Instruction to admit more learners has potential to destroy quality of education: Fedsas
The instruction given by the Gauteng department of education to admit more learners in schools‚ despite protestations by school governing bodies‚ has the potential to destroy the quality of education in those schools.
This is the view of The Federation of Governing Bodies of South African Schools (Fedsas)‚ following a failed court bid by two school governing bodies in Pretoria to interdict the department from taking any action which would amount to the schools admitting additional learners in their schools.
The high court in Pretoria said on Wednesday the application by the school governing bodies of Hoërskool Montana & Hoërskool Overkruin was not urgent and struck it from the roll with costs.
The governing bodies say the law gave them the power to determine the language policy and the admission policy of the schools.
The department of education started sending letters to the principals of the two schools in December last year “recommending” that the schools establish extra English classes.
However‚ the department this week instructed the school principals to admit an extra 40 learners in each school‚ equivalent to an extra English class at the schools.
Since 2002‚ the schools had a “gentleman’s agreement” with the department to have an English class per grade while an English-medium school was being built.
The governing bodies said in their application that if the schools were forced to admit further English learners in the circumstances where they do not have necessary infrastructure and personnel‚ this would be to the detriment of all of the grade learners that had been admitted to the school.

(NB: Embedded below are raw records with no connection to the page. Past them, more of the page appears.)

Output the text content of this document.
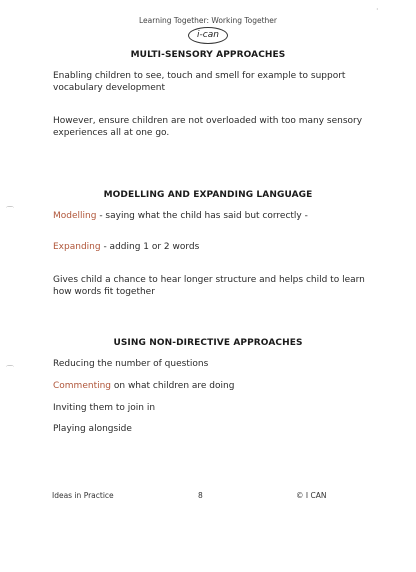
Learning Together: Working Together
i-can
MULTI-SENSORY APPROACHES
Enabling children to see, touch and smell for example to support vocabulary development
However, ensure children are not overloaded with too many sensory experiences all at one go.
MODELLING AND EXPANDING LANGUAGE
Modelling - saying what the child has said but correctly -
Expanding - adding 1 or 2 words
Gives child a chance to hear longer structure and helps child to learn how words fit together
USING NON-DIRECTIVE APPROACHES
Reducing the number of questions
Commenting on what children are doing
Inviting them to join in
Playing alongside
Ideas in Practice	8	© I CAN
⌒
⌒
·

They also argued that learners cannot be admitted to schools where they cannot be accommodated.
They also argued that an English medium-high school‚ Montanapoort‚ which was 800 metres from Hoërskool Montana‚ had places available.
Addressing the high court in Pretoria on Wednesday‚ counsel for the school governing bodies Greta Engelbrecht said the number of Grade 8 learners admitted to the school this year was 340‚ while the school had a capacity to accommodate 245 learners.
"The school is full to the rafters‚" Engelbrecht said.
Fedsas said the fact of the matter was that the schools were full to capacity.
“The problem here is that the officials of the Gauteng department of education are simply giving instructions. They refuse to consult school governing bodies about their decisions‚” Fedsas CEO Paul Colditz said.
Colditz said a Constitutional Court judgment in 2013‚ which dealt with who has the power to decide the capacity of public schools‚ said both the department and the school governing bodies fulfilled a distinct role in the governance and management of schools.
“They should operate as partners in line with the constitutional imperatives of cooperative governance‚” Colditz said.
Colditz said the instruction from the department affected a lot of the school functions.
“The school governing body draws a budget‚ usually during October before the preceding year. In the budget‚ provision is made for everything concerning the running of the school. These include additional staff‚ equipment and consumables. That budget is prepared on the basis that the school will have a normal intake of learners‚ until the school reaches capacity.
“You now get additional learners‚ the whole budget is practically torn to pieces.”
He said the addition of an extra class meant there must be a teacher in the classroom‚ stationery and desks.
Colditz said the solution for the department was to build more schools because the number of learners coming to Gauteng increase every year.